Las mentes vulgares envilecen todo lo que no pueden comprender. Es natural en personas con un criterio acotado por sus prejuicios, el descalificar todo aquello que escapa a su voluntad o deseo, todo aquello que no corresponde a sus propios intereses.
El navegar por este mundo con una visión tan limitada es por igual, torpe y peligroso, sobre todo en momentos en que el mundo gira en la dirección de la democracia, de la apertura y transparencia y cuando la inteligencia, las ideas propositivas y el anhelo por escenarios incluyentes y tolerantes, reclaman un lugar preponderante en la actitud y quehacer de todos aquellos que cargan en sus espaldas, la altísima responsabilidad de la representación social.
Resulta preocupante que sean actores de primer nivel en la escena política nacional, los que demuestren en los hechos, disponer de cuadros teóricos de referencia personales francamente vulgares y más preocupante aún, que la sociedad los tenga que sufrir.
La marcha del domingo 27 no puede quedar reducida a una suerte de complot orquestado por grupos de ultraderecha o a la manipulación amarillista de “ciertos medios de comunicación”; no puede descalificarse la expresión ciudadana de hartazgo ante la corrupción e impunidad que cobijan y alimentan índices crecientes de inseguridad, como tampoco puede demeritarse un mensaje claro y contundente de amplios sectores de la sociedad, que cuestionan la capacidad de la clase política para ofrecer soluciones concretas a problemas específicos.
El no entender que la movilización de miles de mexicanos constituye un fuerte reclamo al Estado, independientemente del nivel y del color partidista, simplemente dejaría a la autoridad (cualquiera que ésta sea) en una categoría muy inferior a la que demanda un país como México que lucha por acceder con éxito a las vías de la modernidad política y económica.
Las voces dentro de las distintas esferas del poder público que hoy intentan desvirtuar el mensaje, endosarlo o simplemente eludirlo, están negando su propia naturaleza, que no es otra que la de servidores públicos, empleados del pueblo obligados por Ley a rendir cuentas y asegurar en los hechos que las demandas más sentidas de la población sean resueltas.

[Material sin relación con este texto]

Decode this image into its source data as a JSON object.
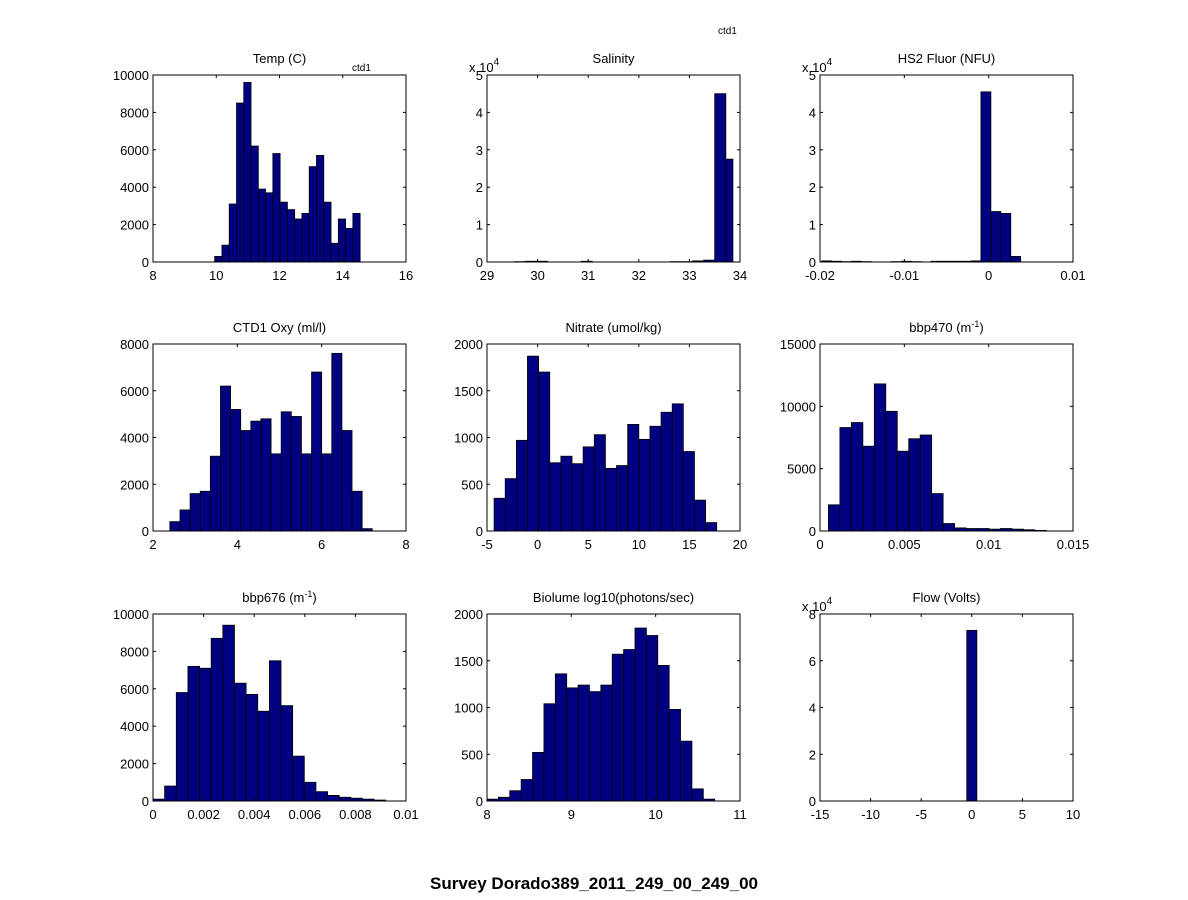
{
  "figure_title": "Survey Dorado389_2011_249_00_249_00",
  "annotations": {
    "ctd1_small": "ctd1",
    "ctd1_top": "ctd1"
  },
  "colors": {
    "bar_fill": "#000080",
    "bar_edge": "#000000",
    "axes": "#000000",
    "background": "#ffffff"
  },
  "chart_data": [
    {
      "type": "bar",
      "title": "Temp (C)",
      "xlabel": "",
      "ylabel": "",
      "xlim": [
        8,
        16
      ],
      "ylim": [
        0,
        10000
      ],
      "exponent": null,
      "xticks": [
        8,
        10,
        12,
        14,
        16
      ],
      "xtick_labels": [
        "8",
        "10",
        "12",
        "14",
        "16"
      ],
      "yticks": [
        0,
        2000,
        4000,
        6000,
        8000,
        10000
      ],
      "ytick_labels": [
        "0",
        "2000",
        "4000",
        "6000",
        "8000",
        "10000"
      ],
      "bin_edges": [
        9.95,
        10.18,
        10.41,
        10.64,
        10.87,
        11.1,
        11.33,
        11.56,
        11.79,
        12.02,
        12.25,
        12.48,
        12.71,
        12.94,
        13.17,
        13.4,
        13.63,
        13.86,
        14.09,
        14.32,
        14.55,
        14.78
      ],
      "values": [
        300,
        900,
        3100,
        8500,
        9600,
        6200,
        3900,
        3700,
        5800,
        3200,
        2800,
        2300,
        2600,
        5100,
        5700,
        3200,
        1000,
        2300,
        1800,
        2600,
        0
      ]
    },
    {
      "type": "bar",
      "title": "Salinity",
      "xlabel": "",
      "ylabel": "",
      "xlim": [
        29,
        34
      ],
      "ylim": [
        0,
        5
      ],
      "exponent": "x 10",
      "exponent_power": "4",
      "xticks": [
        29,
        30,
        31,
        32,
        33,
        34
      ],
      "xtick_labels": [
        "29",
        "30",
        "31",
        "32",
        "33",
        "34"
      ],
      "yticks": [
        0,
        1,
        2,
        3,
        4,
        5
      ],
      "ytick_labels": [
        "0",
        "1",
        "2",
        "3",
        "4",
        "5"
      ],
      "bin_edges": [
        29.32,
        29.54,
        29.76,
        29.98,
        30.2,
        30.42,
        30.64,
        30.86,
        31.08,
        31.3,
        31.52,
        31.74,
        31.96,
        32.18,
        32.4,
        32.62,
        32.84,
        33.06,
        33.28,
        33.5,
        33.72,
        33.86
      ],
      "values": [
        0,
        0.01,
        0.02,
        0.02,
        0,
        0,
        0,
        0.02,
        0,
        0,
        0,
        0,
        0,
        0,
        0,
        0.01,
        0.01,
        0.03,
        0.05,
        4.5,
        2.75
      ]
    },
    {
      "type": "bar",
      "title": "HS2 Fluor (NFU)",
      "xlabel": "",
      "ylabel": "",
      "xlim": [
        -0.02,
        0.01
      ],
      "ylim": [
        0,
        5
      ],
      "exponent": "x 10",
      "exponent_power": "4",
      "xticks": [
        -0.02,
        -0.01,
        0,
        0.01
      ],
      "xtick_labels": [
        "-0.02",
        "-0.01",
        "0",
        "0.01"
      ],
      "yticks": [
        0,
        1,
        2,
        3,
        4,
        5
      ],
      "ytick_labels": [
        "0",
        "1",
        "2",
        "3",
        "4",
        "5"
      ],
      "bin_edges": [
        -0.0198,
        -0.01862,
        -0.01744,
        -0.01626,
        -0.01508,
        -0.0139,
        -0.01272,
        -0.01154,
        -0.01036,
        -0.00918,
        -0.008,
        -0.00682,
        -0.00564,
        -0.00446,
        -0.00328,
        -0.0021,
        -0.00092,
        0.00026,
        0.00144,
        0.00262,
        0.0038,
        0.00498
      ],
      "values": [
        0.03,
        0.02,
        0.01,
        0.02,
        0.01,
        0,
        0,
        0.01,
        0.02,
        0.01,
        0,
        0.02,
        0.02,
        0.02,
        0.02,
        0.03,
        4.55,
        1.35,
        1.3,
        0.15,
        0
      ]
    },
    {
      "type": "bar",
      "title": "CTD1 Oxy (ml/l)",
      "xlabel": "",
      "ylabel": "",
      "xlim": [
        2,
        8
      ],
      "ylim": [
        0,
        8000
      ],
      "exponent": null,
      "xticks": [
        2,
        4,
        6,
        8
      ],
      "xtick_labels": [
        "2",
        "4",
        "6",
        "8"
      ],
      "yticks": [
        0,
        2000,
        4000,
        6000,
        8000
      ],
      "ytick_labels": [
        "0",
        "2000",
        "4000",
        "6000",
        "8000"
      ],
      "bin_edges": [
        2.4,
        2.64,
        2.88,
        3.12,
        3.36,
        3.6,
        3.84,
        4.08,
        4.32,
        4.56,
        4.8,
        5.04,
        5.28,
        5.52,
        5.76,
        6.0,
        6.24,
        6.48,
        6.72,
        6.96,
        7.2
      ],
      "values": [
        400,
        900,
        1600,
        1700,
        3200,
        6200,
        5200,
        4300,
        4700,
        4800,
        3300,
        5100,
        4900,
        3300,
        6800,
        3300,
        7600,
        4300,
        1700,
        100
      ]
    },
    {
      "type": "bar",
      "title": "Nitrate (umol/kg)",
      "xlabel": "",
      "ylabel": "",
      "xlim": [
        -5,
        20
      ],
      "ylim": [
        0,
        2000
      ],
      "exponent": null,
      "xticks": [
        -5,
        0,
        5,
        10,
        15,
        20
      ],
      "xtick_labels": [
        "-5",
        "0",
        "5",
        "10",
        "15",
        "20"
      ],
      "yticks": [
        0,
        500,
        1000,
        1500,
        2000
      ],
      "ytick_labels": [
        "0",
        "500",
        "1000",
        "1500",
        "2000"
      ],
      "bin_edges": [
        -4.3,
        -3.2,
        -2.1,
        -1.0,
        0.1,
        1.2,
        2.3,
        3.4,
        4.5,
        5.6,
        6.7,
        7.8,
        8.9,
        10.0,
        11.1,
        12.2,
        13.3,
        14.4,
        15.5,
        16.6,
        17.7
      ],
      "values": [
        350,
        560,
        970,
        1870,
        1700,
        730,
        800,
        720,
        900,
        1030,
        670,
        700,
        1140,
        980,
        1120,
        1270,
        1360,
        850,
        330,
        90
      ]
    },
    {
      "type": "bar",
      "title": "bbp470 (m",
      "title_sup": "-1",
      "title_tail": ")",
      "xlabel": "",
      "ylabel": "",
      "xlim": [
        0,
        0.015
      ],
      "ylim": [
        0,
        15000
      ],
      "exponent": null,
      "xticks": [
        0,
        0.005,
        0.01,
        0.015
      ],
      "xtick_labels": [
        "0",
        "0.005",
        "0.01",
        "0.015"
      ],
      "yticks": [
        0,
        5000,
        10000,
        15000
      ],
      "ytick_labels": [
        "0",
        "5000",
        "10000",
        "15000"
      ],
      "bin_edges": [
        0.0005,
        0.00118,
        0.00186,
        0.00254,
        0.00322,
        0.0039,
        0.00458,
        0.00526,
        0.00594,
        0.00662,
        0.0073,
        0.00798,
        0.00866,
        0.00934,
        0.01002,
        0.0107,
        0.01138,
        0.01206,
        0.01274,
        0.01342
      ],
      "values": [
        2100,
        8300,
        8700,
        6800,
        11800,
        9600,
        6400,
        7400,
        7700,
        3000,
        600,
        250,
        200,
        200,
        150,
        200,
        150,
        100,
        50
      ]
    },
    {
      "type": "bar",
      "title": "bbp676 (m",
      "title_sup": "-1",
      "title_tail": ")",
      "xlabel": "",
      "ylabel": "",
      "xlim": [
        0,
        0.01
      ],
      "ylim": [
        0,
        10000
      ],
      "exponent": null,
      "xticks": [
        0,
        0.002,
        0.004,
        0.006,
        0.008,
        0.01
      ],
      "xtick_labels": [
        "0",
        "0.002",
        "0.004",
        "0.006",
        "0.008",
        "0.01"
      ],
      "yticks": [
        0,
        2000,
        4000,
        6000,
        8000,
        10000
      ],
      "ytick_labels": [
        "0",
        "2000",
        "4000",
        "6000",
        "8000",
        "10000"
      ],
      "bin_edges": [
        0.0,
        0.00046,
        0.00092,
        0.00138,
        0.00184,
        0.0023,
        0.00276,
        0.00322,
        0.00368,
        0.00414,
        0.0046,
        0.00506,
        0.00552,
        0.00598,
        0.00644,
        0.0069,
        0.00736,
        0.00782,
        0.00828,
        0.00874,
        0.0092,
        0.00966
      ],
      "values": [
        100,
        800,
        5800,
        7200,
        7100,
        8700,
        9400,
        6300,
        5700,
        4800,
        7500,
        5100,
        2400,
        1000,
        500,
        300,
        200,
        150,
        100,
        50,
        0
      ]
    },
    {
      "type": "bar",
      "title": "Biolume log10(photons/sec)",
      "xlabel": "",
      "ylabel": "",
      "xlim": [
        8,
        11
      ],
      "ylim": [
        0,
        2000
      ],
      "exponent": null,
      "xticks": [
        8,
        9,
        10,
        11
      ],
      "xtick_labels": [
        "8",
        "9",
        "10",
        "11"
      ],
      "yticks": [
        0,
        500,
        1000,
        1500,
        2000
      ],
      "ytick_labels": [
        "0",
        "500",
        "1000",
        "1500",
        "2000"
      ],
      "bin_edges": [
        8.0,
        8.135,
        8.27,
        8.405,
        8.54,
        8.675,
        8.81,
        8.945,
        9.08,
        9.215,
        9.35,
        9.485,
        9.62,
        9.755,
        9.89,
        10.025,
        10.16,
        10.295,
        10.43,
        10.565,
        10.7,
        10.835
      ],
      "values": [
        20,
        40,
        110,
        230,
        520,
        1040,
        1360,
        1210,
        1240,
        1170,
        1240,
        1570,
        1620,
        1850,
        1770,
        1450,
        980,
        640,
        130,
        20,
        0
      ]
    },
    {
      "type": "bar",
      "title": "Flow (Volts)",
      "xlabel": "",
      "ylabel": "",
      "xlim": [
        -15,
        10
      ],
      "ylim": [
        0,
        8
      ],
      "exponent": "x 10",
      "exponent_power": "4",
      "xticks": [
        -15,
        -10,
        -5,
        0,
        5,
        10
      ],
      "xtick_labels": [
        "-15",
        "-10",
        "-5",
        "0",
        "5",
        "10"
      ],
      "yticks": [
        0,
        2,
        4,
        6,
        8
      ],
      "ytick_labels": [
        "0",
        "2",
        "4",
        "6",
        "8"
      ],
      "bin_edges": [
        -0.5,
        0.5
      ],
      "values": [
        7.3
      ]
    }
  ]
}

Queda entonces en la llamada sociedad civil, la misma que tomó las calles el domingo en el Distrito Federal y una docena más de ciudades en el país, el entender que los cambios en la visión y quehacer de nuestra clase política difícilmente se llevarán a cabo sin la presión ciudadana y que por lo tanto, resulta indispensable que el ejemplo del día 27 no quede como expresión única o aislada. Ya se dio el primer paso, pero faltan cientos más por dar.
Por lo pronto, el priista Enrique Jackson Ramírez, presidente del Senado de la República, asumió el compromiso de que el Congreso de la Unión dotará a los gobernantes de mejores leyes para que cumplan con su obligación de garantizar la seguridad de los ciudadanos y “no tengan pretexto ni justificación para no hacerlo”. En forma paralela, el secretario de Gobernación, Santiago Creel Miranda, informó que el Gobierno Federal anunciará hoy las primeras acciones tendientes a disminuir los índices de inseguridad pública y delincuencia.
Así de poderosa puede resultar la voz de la sociedad. Sólo falta que el impulso y la voluntad por asumir en los hechos una corresponsabilidad efectiva en el incipiente proceso democrático del país (y que se demostró en la marcha), encuentre los mecanismos para mantenerse lo que sea necesario.